Lese- und Interpretationshilfe zur neuen smartmap

Seit September 2011 wird die smartmap mit einer neuen Methode berechnet. Bisher wurden die Fragen durch das smartvote-Team den beiden vordefinierten Achsen zugeteilt, was subjektive Wertungen zur inhaltlichen Bedeutung und Zusammensetzung der Achsen nötig machte. Neu wird die smartmap anhand eines statistischen Modells (Korrespondenzanalyse) berechnet (vgl. separater Methodenbeschrieb). In die Berechnung der smartmap fliessen neu sämtliche smartvote-Fragen ein. Die subjektive Interpretation beschränkt sich auf die nachträgliche Benennung der berechneten Achsen (Dimensionen).

  • Die grundsätzliche Interpretation der smartmap bleibt gleich: Je näher die Punkte beieinander liegen, desto ähnlicher sind sich die politischen Profile der Kandidierenden.
  • Vergleiche mit anderen Wahlen: Nach wie vor gilt, dass smartmap-Darstellungen aus unterschiedlichen Wahlen nicht direkt miteinander verglichen werden können, da die smartmap bei jeder Wahl auf einer neuen Basis berechnet wird.
  • Darstellung der Distanzen: Unterschiede bei den politischen Profilen werden beim gewählten mathematischen Verfahren (gewichtete euklidische Distanzen) überproportional dargestellt, d.h. politische Differenzen werden in der smartmap optisch verdeutlicht.
  • Darstellung des politischen Raums: Bei der alten smartmap wurde ein fix vorgegebener politischer Raum mit zwei Achsen und einer Skala von -100 bis +100 verwendet. Die Kandidierenden wurden darin positioniert. Die neue Methode presst die Kandidierenden nicht mehr in ein fix vorgegebenes Raster. Die Kandidierenden werden anhand der sich effektiv ergebenden Unterschiede/Distanzen zwischen ihren politischen Profilen positioniert. Somit wird der Raum bei jeder Wahl jeweils neu aufgespannt und fällt einmal grösser und einmal kleiner aus. Diese Grösse des Raums ist aus der smartmap-Darstellung jedoch nicht direkt zu ersehen.
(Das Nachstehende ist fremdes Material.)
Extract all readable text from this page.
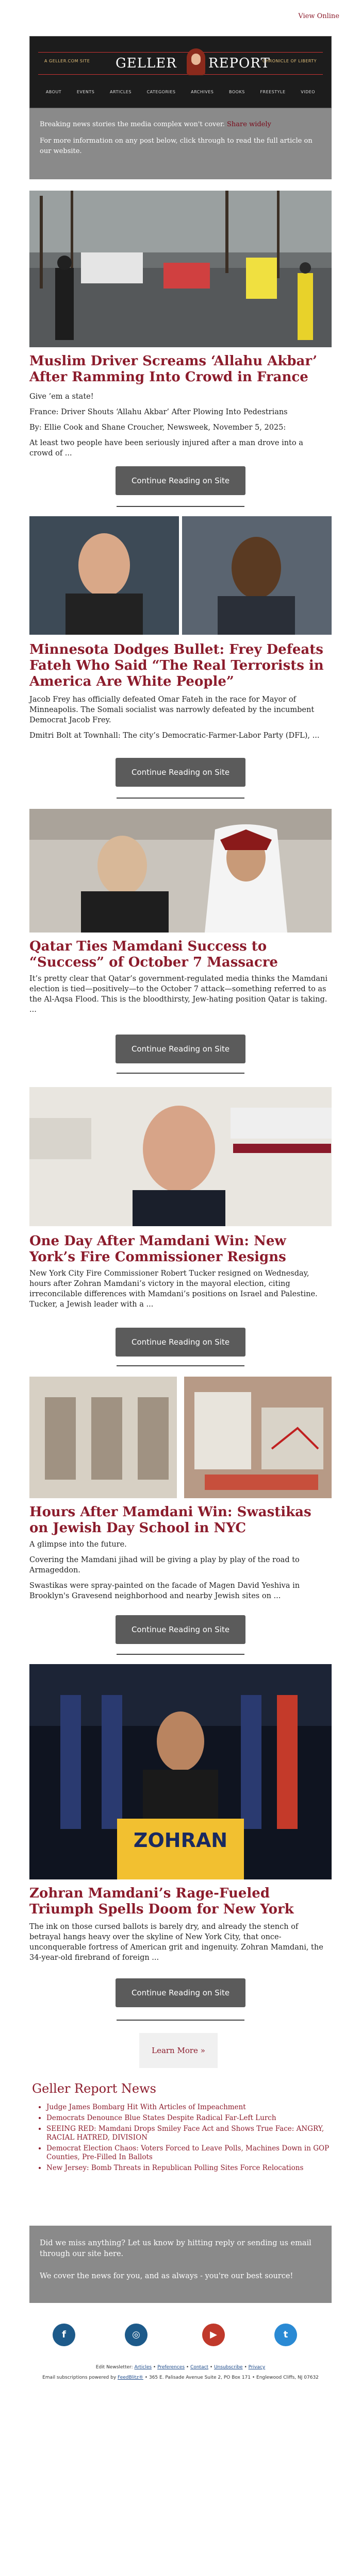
View Online
A GELLER.COM SITE GELLER REPORT
CHRONICLE OF LIBERTY
ABOUT	EVENTS	ARTICLES	CATEGORIES	ARCHIVES	BOOKS	FREESTYLE	VIDEO
Breaking news stories the media complex won't cover. Share widely
For more information on any post below, click through to read the full article on our website.
Muslim Driver Screams ‘Allahu Akbar’ After Ramming Into Crowd in France

Give ’em a state!

France: Driver Shouts ‘Allahu Akbar’ After Plowing Into Pedestrians

By: Ellie Cook and Shane Croucher, Newsweek, November 5, 2025:

At least two people have been seriously injured after a man drove into a crowd of ...

Continue Reading on Site
Minnesota Dodges Bullet: Frey Defeats Fateh Who Said “The Real Terrorists in America Are White People”

Jacob Frey has officially defeated Omar Fateh in the race for Mayor of Minneapolis. The Somali socialist was narrowly defeated by the incumbent Democrat Jacob Frey.

Dmitri Bolt at Townhall: The city’s Democratic-Farmer-Labor Party (DFL), ...

Continue Reading on Site
Qatar Ties Mamdani Success to “Success” of October 7 Massacre

It’s pretty clear that Qatar’s government-regulated media thinks the Mamdani election is tied—positively—to the October 7 attack—something referred to as the Al-Aqsa Flood. This is the bloodthirsty, Jew-hating position Qatar is taking. ...

Continue Reading on Site
One Day After Mamdani Win: New York’s Fire Commissioner Resigns

New York City Fire Commissioner Robert Tucker resigned on Wednesday, hours after Zohran Mamdani’s victory in the mayoral election, citing irreconcilable differences with Mamdani’s positions on Israel and Palestine. Tucker, a Jewish leader with a ...

Continue Reading on Site
Hours After Mamdani Win: Swastikas on Jewish Day School in NYC

A glimpse into the future.

Covering the Mamdani jihad will be giving a play by play of the road to Armageddon.

Swastikas were spray-painted on the facade of Magen David Yeshiva in Brooklyn's Gravesend neighborhood and nearby Jewish sites on ...

Continue Reading on Site
ZOHRAN
Zohran Mamdani’s Rage-Fueled Triumph Spells Doom for New York

The ink on those cursed ballots is barely dry, and already the stench of betrayal hangs heavy over the skyline of New York City, that once-unconquerable fortress of American grit and ingenuity. Zohran Mamdani, the 34-year-old firebrand of foreign ...

Continue Reading on Site
Learn More »
Geller Report News
• Judge James Bombarg Hit With Articles of Impeachment
• Democrats Denounce Blue States Despite Radical Far-Left Lurch
• SEEING RED: Mamdani Drops Smiley Face Act and Shows True Face: ANGRY, RACIAL HATRED, DIVISION
• Democrat Election Chaos: Voters Forced to Leave Polls, Machines Down in GOP Counties, Pre-Filled In Ballots
• New Jersey: Bomb Threats in Republican Polling Sites Force Relocations

Did we miss anything? Let us know by hitting reply or sending us email through our site here.

We cover the news for you, and as always - you're our best source!

f	◎	▶	t
Edit Newsletter: Articles • Preferences • Contact • Unsubscribe • Privacy
Email subscriptions powered by FeedBlitz® • 365 E. Palisade Avenue Suite 2, PO Box 171 • Englewood Cliffs, NJ 07632
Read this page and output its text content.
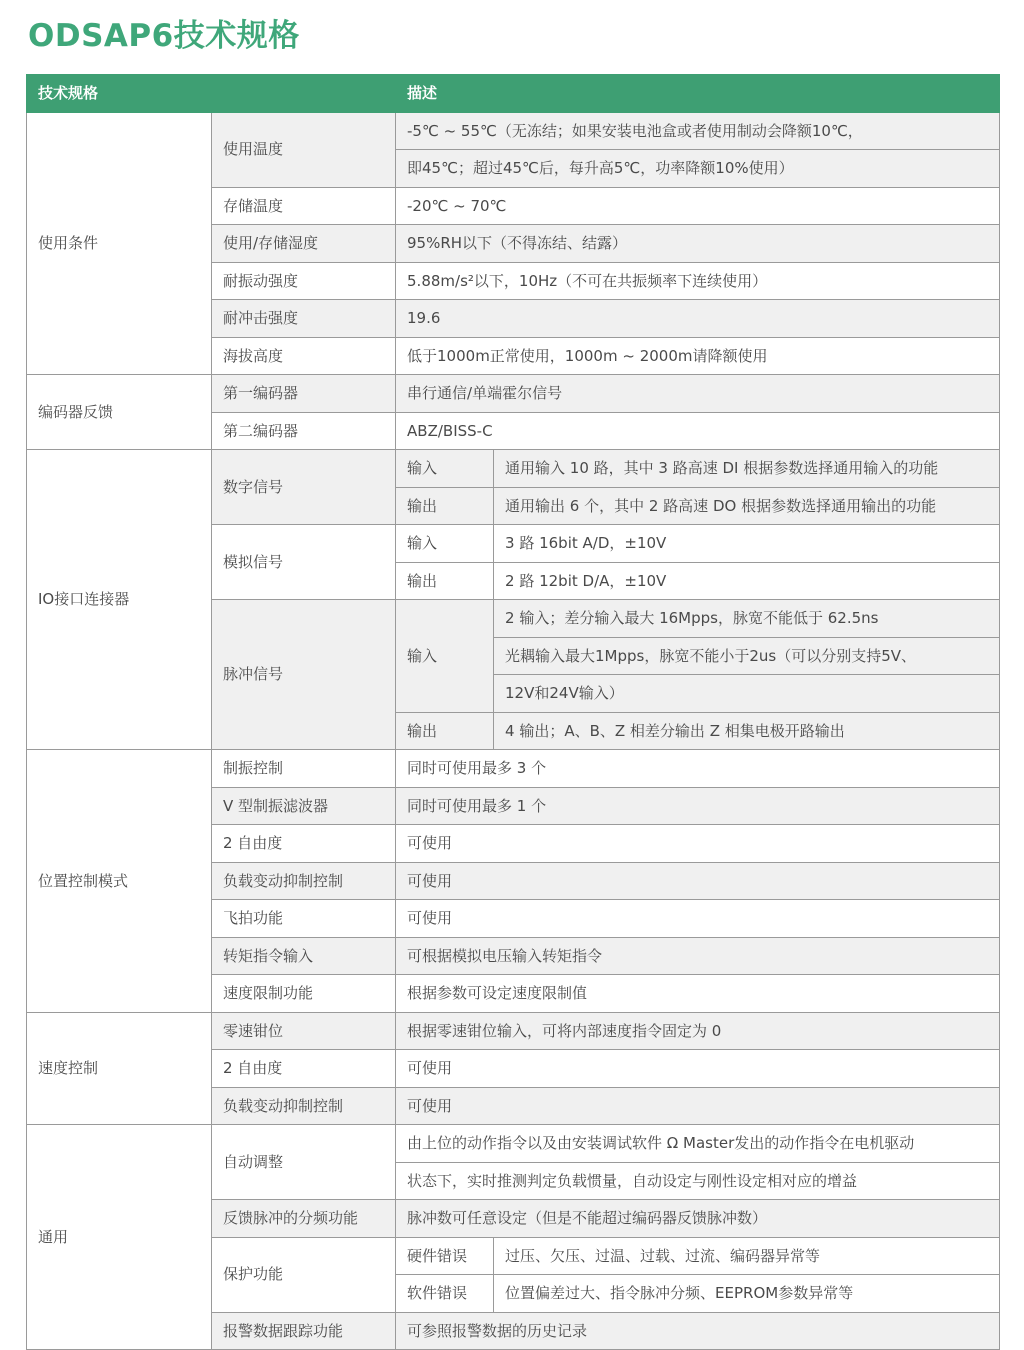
ODSAP6技术规格
技术规格		描述	
使用条件	使用温度	-5℃ ~ 55℃（无冻结；如果安装电池盒或者使用制动会降额10℃，	
		即45℃；超过45℃后，每升高5℃，功率降额10%使用）	
	存储温度	-20℃ ~ 70℃	
	使用/存储湿度	95%RH以下（不得冻结、结露）	
	耐振动强度	5.88m/s²以下，10Hz（不可在共振频率下连续使用）	
	耐冲击强度	19.6	
	海拔高度	低于1000m正常使用，1000m ~ 2000m请降额使用	
编码器反馈	第一编码器	串行通信/单端霍尔信号	
	第二编码器	ABZ/BISS-C	
IO接口连接器	数字信号	输入	通用输入 10 路，其中 3 路高速 DI 根据参数选择通用输入的功能
		输出	通用输出 6 个，其中 2 路高速 DO 根据参数选择通用输出的功能
	模拟信号	输入	3 路 16bit A/D，±10V
		输出	2 路 12bit D/A，±10V
	脉冲信号	输入	2 输入；差分输入最大 16Mpps，脉宽不能低于 62.5ns
			光耦输入最大1Mpps，脉宽不能小于2us（可以分别支持5V、
			12V和24V输入）
		输出	4 输出；A、B、Z 相差分输出 Z 相集电极开路输出
位置控制模式	制振控制	同时可使用最多 3 个	
	V 型制振滤波器	同时可使用最多 1 个	
	2 自由度	可使用	
	负载变动抑制控制	可使用	
	飞拍功能	可使用	
	转矩指令输入	可根据模拟电压输入转矩指令	
	速度限制功能	根据参数可设定速度限制值	
速度控制	零速钳位	根据零速钳位输入，可将内部速度指令固定为 0	
	2 自由度	可使用	
	负载变动抑制控制	可使用	
通用	自动调整	由上位的动作指令以及由安装调试软件 Ω Master发出的动作指令在电机驱动	
		状态下，实时推测判定负载惯量，自动设定与刚性设定相对应的增益	
	反馈脉冲的分频功能	脉冲数可任意设定（但是不能超过编码器反馈脉冲数）	
	保护功能	硬件错误	过压、欠压、过温、过载、过流、编码器异常等
		软件错误	位置偏差过大、指令脉冲分频、EEPROM参数异常等
	报警数据跟踪功能	可参照报警数据的历史记录	
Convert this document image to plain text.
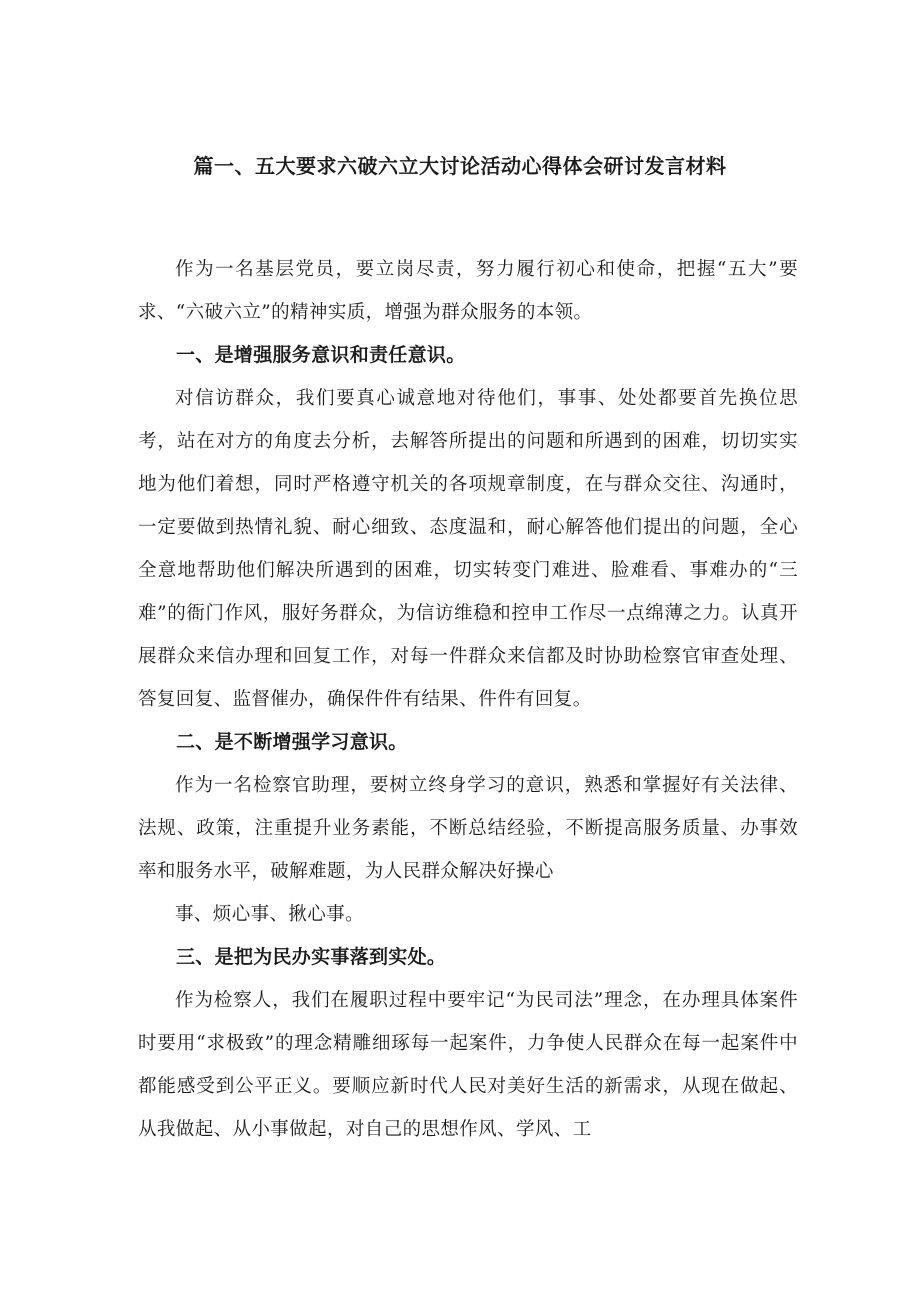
篇一、五大要求六破六立大讨论活动心得体会研讨发言材料

作为一名基层党员，要立岗尽责，努力履行初心和使命，把握“五大”要求、“六破六立”的精神实质，增强为群众服务的本领。

一、是增强服务意识和责任意识。

对信访群众，我们要真心诚意地对待他们，事事、处处都要首先换位思考，站在对方的角度去分析，去解答所提出的问题和所遇到的困难，切切实实地为他们着想，同时严格遵守机关的各项规章制度，在与群众交往、沟通时，一定要做到热情礼貌、耐心细致、态度温和，耐心解答他们提出的问题，全心全意地帮助他们解决所遇到的困难，切实转变门难进、脸难看、事难办的“三难”的衙门作风，服好务群众，为信访维稳和控申工作尽一点绵薄之力。认真开展群众来信办理和回复工作，对每一件群众来信都及时协助检察官审查处理、答复回复、监督催办，确保件件有结果、件件有回复。

二、是不断增强学习意识。

作为一名检察官助理，要树立终身学习的意识，熟悉和掌握好有关法律、法规、政策，注重提升业务素能，不断总结经验，不断提高服务质量、办事效率和服务水平，破解难题，为人民群众解决好操心

事、烦心事、揪心事。

三、是把为民办实事落到实处。

作为检察人，我们在履职过程中要牢记“为民司法”理念，在办理具体案件时要用“求极致”的理念精雕细琢每一起案件，力争使人民群众在每一起案件中都能感受到公平正义。要顺应新时代人民对美好生活的新需求，从现在做起、从我做起、从小事做起，对自己的思想作风、学风、工
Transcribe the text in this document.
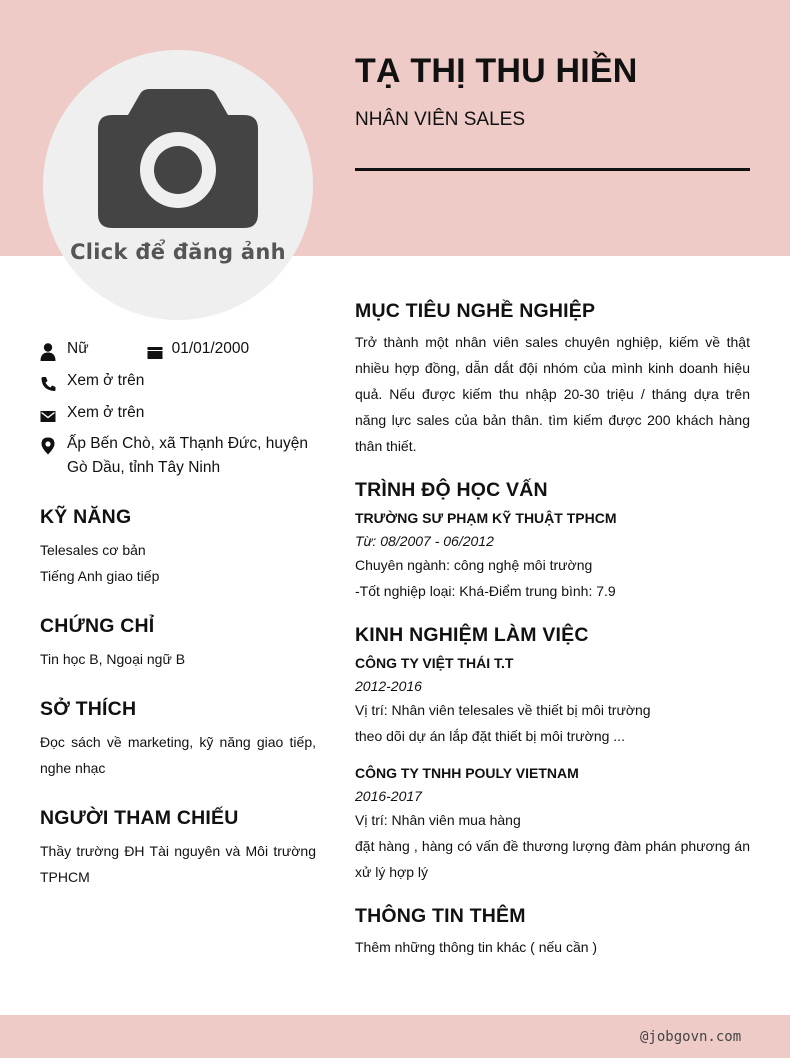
Click để đăng ảnh
TẠ THỊ THU HIỀN
NHÂN VIÊN SALES
Nữ	01/01/2000
Xem ở trên
Xem ở trên
Ấp Bến Chò, xã Thạnh Đức, huyện
Gò Dầu, tỉnh Tây Ninh
KỸ NĂNG
Telesales cơ bản
Tiếng Anh giao tiếp
CHỨNG CHỈ
Tin học B, Ngoại ngữ B
SỞ THÍCH
Đọc sách về marketing, kỹ năng giao tiếp, nghe nhạc
NGƯỜI THAM CHIẾU
Thầy trường ĐH Tài nguyên và Môi trường TPHCM
MỤC TIÊU NGHỀ NGHIỆP
Trở thành một nhân viên sales chuyên nghiệp, kiếm về thật nhiều hợp đồng, dẫn dắt đội nhóm của mình kinh doanh hiệu quả. Nếu được kiếm thu nhập 20-30 triệu / tháng dựa trên năng lực sales của bản thân. tìm kiếm được 200 khách hàng thân thiết.
TRÌNH ĐỘ HỌC VẤN
TRƯỜNG SƯ PHẠM KỸ THUẬT TPHCM
Từ: 08/2007 - 06/2012
Chuyên ngành: công nghệ môi trường
-Tốt nghiệp loại: Khá-Điểm trung bình: 7.9
KINH NGHIỆM LÀM VIỆC
CÔNG TY VIỆT THÁI T.T
2012-2016
Vị trí: Nhân viên telesales về thiết bị môi trường
theo dõi dự án lắp đặt thiết bị môi trường ...
CÔNG TY TNHH POULY VIETNAM
2016-2017
Vị trí: Nhân viên mua hàng
đặt hàng , hàng có vấn đề thương lượng đàm phán phương án xử lý hợp lý
THÔNG TIN THÊM
Thêm những thông tin khác ( nếu cần )
@jobgovn.com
  • Die Mitte der Karte ist nicht die politische Mitte: Da der politische Raum kein fixes Raster mehr aufweist, kann die grafisch abgebildete Mitte nicht mit der politischen Mitte gleichgesetzt werden. Ein zahlreiches und homogen zusammengesetztes links-grünes Lager kann z.B. den Eindruck erwecken, dass die politische Mitte nach links gerutscht sei. Diese Interpretation wäre falsch. Die smartmap ist nicht geeignet, eine politische Mitteposition zu ermitteln. Sie kann keine absoluten Positionen darstellen, sondern nur Positionen und Distanzen von Kandidierenden in Relation zu Positionen anderer Kandidierenden. Aus diesem Grund wurde darauf verzichtet, die Mitte der Karte speziell zu kennzeichnen.